[The Dog Crusoe and His Master by Robert Michael Ballantyne]@TWC D-Link book
The Dog Crusoe and His Master

CHAPTER X
17/21

He walked on to the edge of the prairie, however, and then stopped.
"The Pale-faces must go alone," said he; "Mahtawa will return to his tent." Joe replied to this intimation by seizing him suddenly by the throat and choking back the yell that would otherwise have brought the Pawnee warriors rushing to the scene of action in hundreds.

Mahtawa's hand was on the handle of his scalping-knife in a moment, but before he could draw it his arms were glued to his sides by the bear-like embrace of Henri, while Dick tied a handkerchief quickly yet firmly round his mouth.
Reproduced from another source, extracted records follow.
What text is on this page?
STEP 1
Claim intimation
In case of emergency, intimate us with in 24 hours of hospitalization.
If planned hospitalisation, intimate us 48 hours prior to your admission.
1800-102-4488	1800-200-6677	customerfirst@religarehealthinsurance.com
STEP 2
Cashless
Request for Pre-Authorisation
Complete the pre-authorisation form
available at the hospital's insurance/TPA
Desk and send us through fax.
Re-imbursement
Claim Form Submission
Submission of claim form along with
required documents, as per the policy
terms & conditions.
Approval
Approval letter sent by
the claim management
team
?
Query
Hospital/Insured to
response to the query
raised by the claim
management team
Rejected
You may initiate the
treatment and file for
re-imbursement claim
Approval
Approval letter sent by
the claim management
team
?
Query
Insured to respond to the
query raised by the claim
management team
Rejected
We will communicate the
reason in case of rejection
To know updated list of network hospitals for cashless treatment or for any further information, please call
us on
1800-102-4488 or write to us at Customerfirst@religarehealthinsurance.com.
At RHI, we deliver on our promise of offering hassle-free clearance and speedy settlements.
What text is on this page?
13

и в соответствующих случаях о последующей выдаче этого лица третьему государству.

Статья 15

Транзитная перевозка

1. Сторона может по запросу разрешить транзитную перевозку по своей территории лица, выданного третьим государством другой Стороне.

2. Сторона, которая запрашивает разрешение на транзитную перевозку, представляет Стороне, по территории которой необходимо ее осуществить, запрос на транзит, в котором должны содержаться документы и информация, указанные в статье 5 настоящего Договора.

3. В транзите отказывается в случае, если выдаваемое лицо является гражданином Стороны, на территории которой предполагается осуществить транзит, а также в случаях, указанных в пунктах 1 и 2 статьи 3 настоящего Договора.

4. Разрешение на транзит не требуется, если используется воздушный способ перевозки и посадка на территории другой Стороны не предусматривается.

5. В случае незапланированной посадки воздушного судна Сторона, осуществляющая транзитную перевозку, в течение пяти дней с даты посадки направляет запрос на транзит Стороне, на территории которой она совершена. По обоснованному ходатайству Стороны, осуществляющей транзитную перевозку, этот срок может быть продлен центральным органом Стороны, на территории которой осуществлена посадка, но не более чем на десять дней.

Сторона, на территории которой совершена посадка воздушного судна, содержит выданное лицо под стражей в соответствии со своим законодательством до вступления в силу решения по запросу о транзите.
The whole thing was accomplished in two minutes.
After taking his knife and tomahawk away, they loosened their gripe and escorted him swiftly over the prairie.
Mahtawa was perfectly submissive after the first convulsive struggle was over.
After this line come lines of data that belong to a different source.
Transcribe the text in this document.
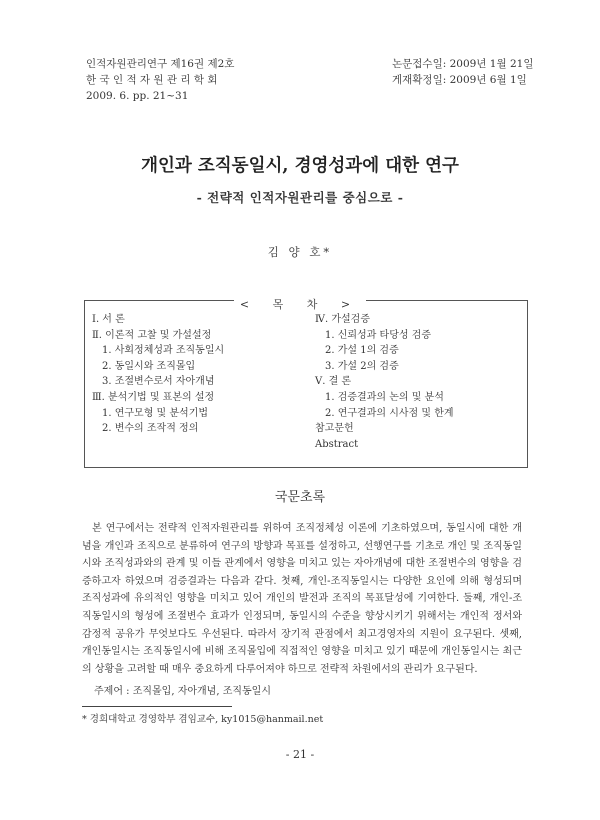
인적자원관리연구 제16권 제2호
한 국 인 적 자 원 관 리 학 회
2009. 6. pp. 21~31
논문접수일: 2009년 1월 21일
게재확정일: 2009년 6월 1일
개인과 조직동일시, 경영성과에 대한 연구
- 전략적 인적자원관리를 중심으로 -
김 양 호*
< 목 차 >
Ⅰ. 서 론
Ⅱ. 이론적 고찰 및 가설설정
1. 사회정체성과 조직동일시
2. 동일시와 조직몰입
3. 조절변수로서 자아개념
Ⅲ. 분석기법 및 표본의 설정
1. 연구모형 및 분석기법
2. 변수의 조작적 정의
Ⅳ. 가설검증
1. 신뢰성과 타당성 검증
2. 가설 1의 검증
3. 가설 2의 검증
Ⅴ. 결 론
1. 검증결과의 논의 및 분석
2. 연구결과의 시사점 및 한계
참고문헌
Abstract
국문초록

본 연구에서는 전략적 인적자원관리를 위하여 조직정체성 이론에 기초하였으며, 동일시에 대한 개념을 개인과 조직으로 분류하여 연구의 방향과 목표를 설정하고, 선행연구를 기초로 개인 및 조직동일시와 조직성과와의 관계 및 이들 관계에서 영향을 미치고 있는 자아개념에 대한 조절변수의 영향을 검증하고자 하였으며 검증결과는 다음과 같다. 첫째, 개인-조직동일시는 다양한 요인에 의해 형성되며 조직성과에 유의적인 영향을 미치고 있어 개인의 발전과 조직의 목표달성에 기여한다. 둘째, 개인-조직동일시의 형성에 조절변수 효과가 인정되며, 동일시의 수준을 향상시키기 위해서는 개인적 정서와 감정적 공유가 무엇보다도 우선된다. 따라서 장기적 관점에서 최고경영자의 지원이 요구된다. 셋째, 개인동일시는 조직동일시에 비해 조직몰입에 직접적인 영향을 미치고 있기 때문에 개인동일시는 최근의 상황을 고려할 때 매우 중요하게 다루어져야 하므로 전략적 차원에서의 관리가 요구된다.

주제어 : 조직몰입, 자아개념, 조직동일시
* 경희대학교 경영학부 겸임교수, ky1015@hanmail.net
- 21 -
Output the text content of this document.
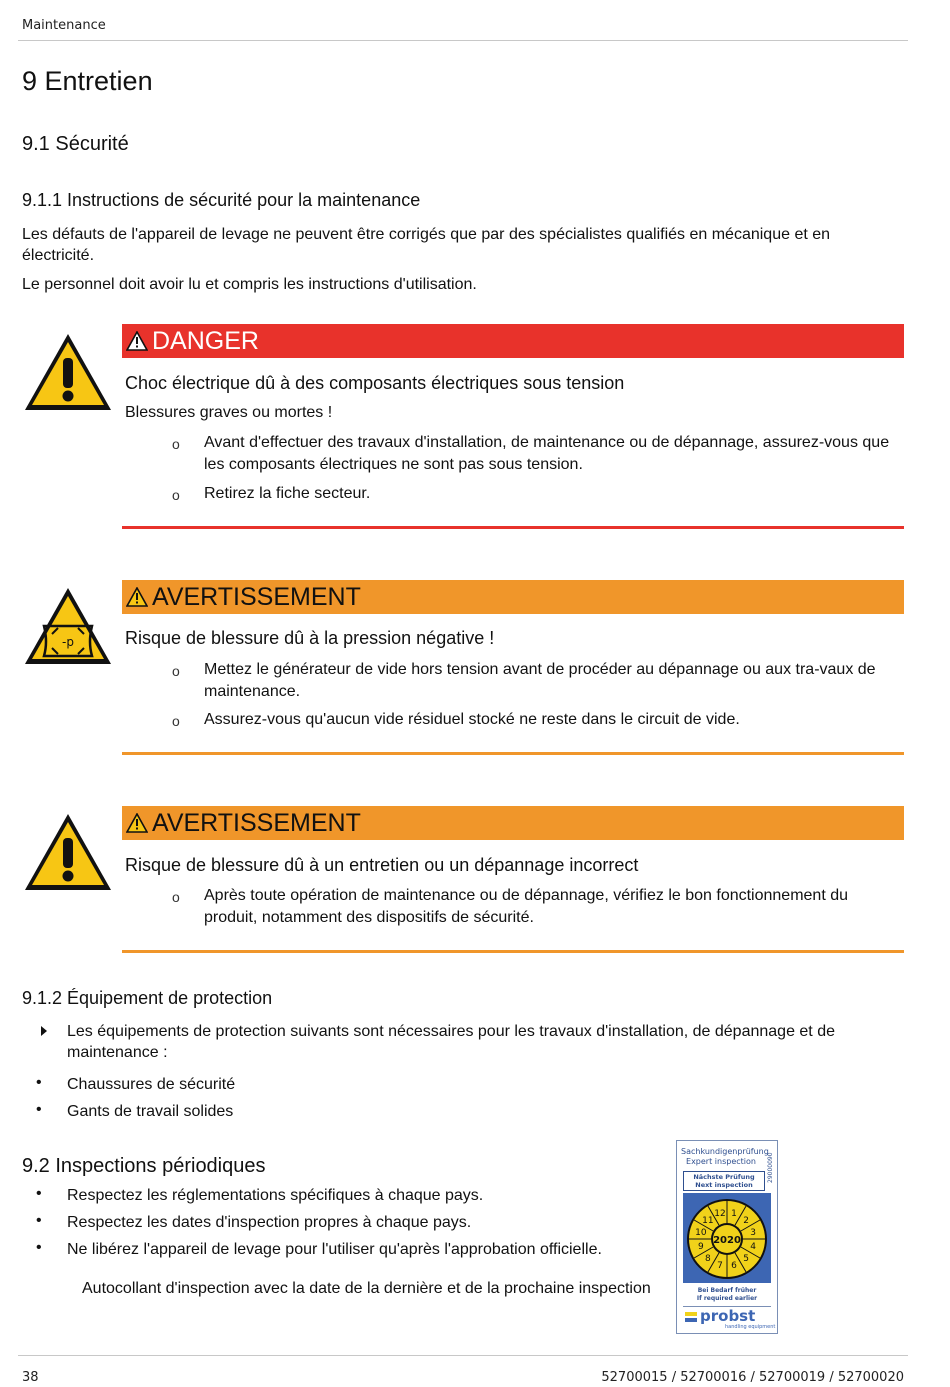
Maintenance
9 Entretien
9.1 Sécurité
9.1.1 Instructions de sécurité pour la maintenance
Les défauts de l'appareil de levage ne peuvent être corrigés que par des spécialistes qualifiés en mécanique et en électricité.
Le personnel doit avoir lu et compris les instructions d'utilisation.
DANGER
Choc électrique dû à des composants électriques sous tension
Blessures graves ou mortes !
o Avant d'effectuer des travaux d'installation, de maintenance ou de dépannage, assurez-vous que les composants électriques ne sont pas sous tension.
o Retirez la fiche secteur.
-p
AVERTISSEMENT
Risque de blessure dû à la pression négative !
o Mettez le générateur de vide hors tension avant de procéder au dépannage ou aux tra-vaux de maintenance.
o Assurez-vous qu'aucun vide résiduel stocké ne reste dans le circuit de vide.
AVERTISSEMENT
Risque de blessure dû à un entretien ou un dépannage incorrect
o Après toute opération de maintenance ou de dépannage, vérifiez le bon fonctionnement du produit, notamment des dispositifs de sécurité.
9.1.2 Équipement de protection
Les équipements de protection suivants sont nécessaires pour les travaux d'installation, de dépannage et de maintenance :
• Chaussures de sécurité
• Gants de travail solides
9.2 Inspections périodiques
• Respectez les réglementations spécifiques à chaque pays.
• Respectez les dates d'inspection propres à chaque pays.
• Ne libérez l'appareil de levage pour l'utiliser qu'après l'approbation officielle.
Autocollant d'inspection avec la date de la dernière et de la prochaine inspection
Sachkundigenprüfung
Expert inspection	29000090
Nächste Prüfung
Next inspection
1
2
3
4
5
6
7
8
9
10
11
12
2020
Bei Bedarf früher
If required earlier
probst
handling equipment
38	52700015 / 52700016 / 52700019 / 52700020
He knew that the men who walked on each side of him grasping his arms were more than his match singly, so he wisely made no resistance.
Hurrying him to a clump of small trees on the plain which was so far distant from the village that a yell could not be heard, they removed the bandage from Mahtawa's mouth.
"_Must_ he be kill ?" inquired Henri, in a tone of commiseration.
"Not at all," answered Joe; "we'll tie him to a tree and leave him here." "Then he vill be starve to deat'.

Oh, dat is more horrobell!" "He must take his chance o' that.